Posting twice in one day? I am spoiling you, Ambassador ...

However, this piece in the Staggers caught my eye irresistably. I don't think I have chuntered on yet about the Loi Bachelet, which basically proposes that managers will decide what care hospitals deliver.

It is much in the French media, and the article quotes Dr Bernard Granger (couldn't be any relation to Richard, surely?), a professor of psychiatry and president of SCCAHP. The article describes SCCAHP as "the union of clinical heads and hospital assistants; a large, but historically moderate, grouping that has sworn to bring the government down if the Loi Bachelot is passed", and Granger tells the author Andrew Hussey, “France is at a real crisis point, and the real issue is about control – who controls the daily lives of ordinary people. There is no issue more fundamental than health. Everybody knows if this law is passed, ordinary people will die.”

The French health system is generous and well-funded.

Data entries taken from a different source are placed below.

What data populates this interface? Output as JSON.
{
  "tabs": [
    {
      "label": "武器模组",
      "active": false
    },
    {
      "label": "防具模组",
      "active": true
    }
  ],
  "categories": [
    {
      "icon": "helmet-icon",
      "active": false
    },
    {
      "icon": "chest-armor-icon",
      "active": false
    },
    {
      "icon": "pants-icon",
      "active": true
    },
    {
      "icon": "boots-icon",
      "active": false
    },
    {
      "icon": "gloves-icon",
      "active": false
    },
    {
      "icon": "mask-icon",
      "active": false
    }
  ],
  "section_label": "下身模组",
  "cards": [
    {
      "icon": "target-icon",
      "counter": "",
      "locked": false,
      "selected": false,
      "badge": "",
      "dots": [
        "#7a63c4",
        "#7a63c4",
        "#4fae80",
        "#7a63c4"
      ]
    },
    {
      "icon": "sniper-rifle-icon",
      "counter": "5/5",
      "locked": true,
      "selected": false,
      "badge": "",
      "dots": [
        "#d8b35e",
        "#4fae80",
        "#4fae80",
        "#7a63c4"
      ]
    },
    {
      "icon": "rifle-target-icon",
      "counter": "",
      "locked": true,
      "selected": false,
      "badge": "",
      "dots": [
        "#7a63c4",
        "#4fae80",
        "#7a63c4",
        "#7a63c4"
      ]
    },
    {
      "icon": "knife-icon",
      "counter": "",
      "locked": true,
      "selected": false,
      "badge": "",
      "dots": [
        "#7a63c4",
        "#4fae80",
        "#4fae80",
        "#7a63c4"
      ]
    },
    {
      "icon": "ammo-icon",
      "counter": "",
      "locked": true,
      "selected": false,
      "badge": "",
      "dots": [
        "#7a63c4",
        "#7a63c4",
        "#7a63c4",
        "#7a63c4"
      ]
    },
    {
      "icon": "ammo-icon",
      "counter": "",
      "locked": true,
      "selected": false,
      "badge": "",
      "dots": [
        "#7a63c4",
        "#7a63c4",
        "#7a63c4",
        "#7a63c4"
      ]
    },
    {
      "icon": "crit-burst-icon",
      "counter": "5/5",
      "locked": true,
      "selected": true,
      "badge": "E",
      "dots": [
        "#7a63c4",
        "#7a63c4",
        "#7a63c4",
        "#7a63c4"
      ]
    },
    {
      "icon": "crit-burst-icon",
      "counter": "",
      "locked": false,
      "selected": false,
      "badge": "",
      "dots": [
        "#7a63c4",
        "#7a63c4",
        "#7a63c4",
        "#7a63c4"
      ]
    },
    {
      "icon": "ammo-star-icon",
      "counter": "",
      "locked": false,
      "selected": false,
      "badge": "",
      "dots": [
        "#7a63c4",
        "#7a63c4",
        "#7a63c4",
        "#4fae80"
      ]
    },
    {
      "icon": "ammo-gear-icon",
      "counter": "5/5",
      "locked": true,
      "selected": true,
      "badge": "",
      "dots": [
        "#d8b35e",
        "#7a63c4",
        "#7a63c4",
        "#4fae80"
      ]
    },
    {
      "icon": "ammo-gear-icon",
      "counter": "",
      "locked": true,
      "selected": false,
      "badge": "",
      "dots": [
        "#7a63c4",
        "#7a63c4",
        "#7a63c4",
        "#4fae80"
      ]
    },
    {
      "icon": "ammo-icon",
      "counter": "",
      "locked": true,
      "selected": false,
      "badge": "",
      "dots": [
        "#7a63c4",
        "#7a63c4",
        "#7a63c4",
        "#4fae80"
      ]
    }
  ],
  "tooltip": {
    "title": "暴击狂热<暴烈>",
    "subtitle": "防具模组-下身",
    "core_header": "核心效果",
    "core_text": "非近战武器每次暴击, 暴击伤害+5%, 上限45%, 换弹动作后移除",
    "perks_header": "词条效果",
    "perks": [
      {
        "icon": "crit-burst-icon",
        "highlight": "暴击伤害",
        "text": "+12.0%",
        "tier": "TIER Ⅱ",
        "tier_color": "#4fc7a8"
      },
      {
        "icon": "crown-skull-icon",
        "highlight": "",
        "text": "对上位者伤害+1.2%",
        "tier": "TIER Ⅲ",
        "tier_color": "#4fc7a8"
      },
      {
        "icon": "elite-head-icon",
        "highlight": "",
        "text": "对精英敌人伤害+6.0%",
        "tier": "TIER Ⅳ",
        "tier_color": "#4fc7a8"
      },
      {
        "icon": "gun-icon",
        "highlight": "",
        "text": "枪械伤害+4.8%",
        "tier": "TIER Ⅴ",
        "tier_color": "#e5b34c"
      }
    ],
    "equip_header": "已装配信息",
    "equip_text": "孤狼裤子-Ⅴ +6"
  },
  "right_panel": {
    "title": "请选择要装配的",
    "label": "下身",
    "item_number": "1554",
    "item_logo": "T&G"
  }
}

One of Sarkozy's early reforms was to make it less accessible to expatriate British people who move to France (they must now get expensive medical insurance or self-pay until they reach 65). France is being less hit by the recession so far than many have anticipated, partly because its unemployment was already comparatively high and because its welfare system is generous, so those who lose their jobs stay on about 80% of their previous wage for at least a year.

But what Sarkozy is doing here is brave. It will be interesting to see if it passes. Some French friends who were enthusiastic about Sarkozy in the run-up to his election ("he will bring change ... we need change ... the French act like adolescents when it comes to change") have since changed their view as the husband's sector of education has faced reform ("he's going too far now ...").

Is France going to revolt? No, I don't think so. It has long had a militant tendency, and likes the pose of revolution. But the French, despite their love of dirigisme in politics, are also a conservative nation (small c). Les manifestations, la greve - these are ritual and theatre, a civil Mass for a secular state.


You should also nip over to the funkily-redesigned the Kings Fund website, where the lovely John Appleby has written a very thoughtful pice about commissioners and making markets work. John reiterates the key question about what is the right type of competition in a single-payer healthcare 'market' and the trade-offs between costs and benefits - and who benefits - and of course, what it all costs.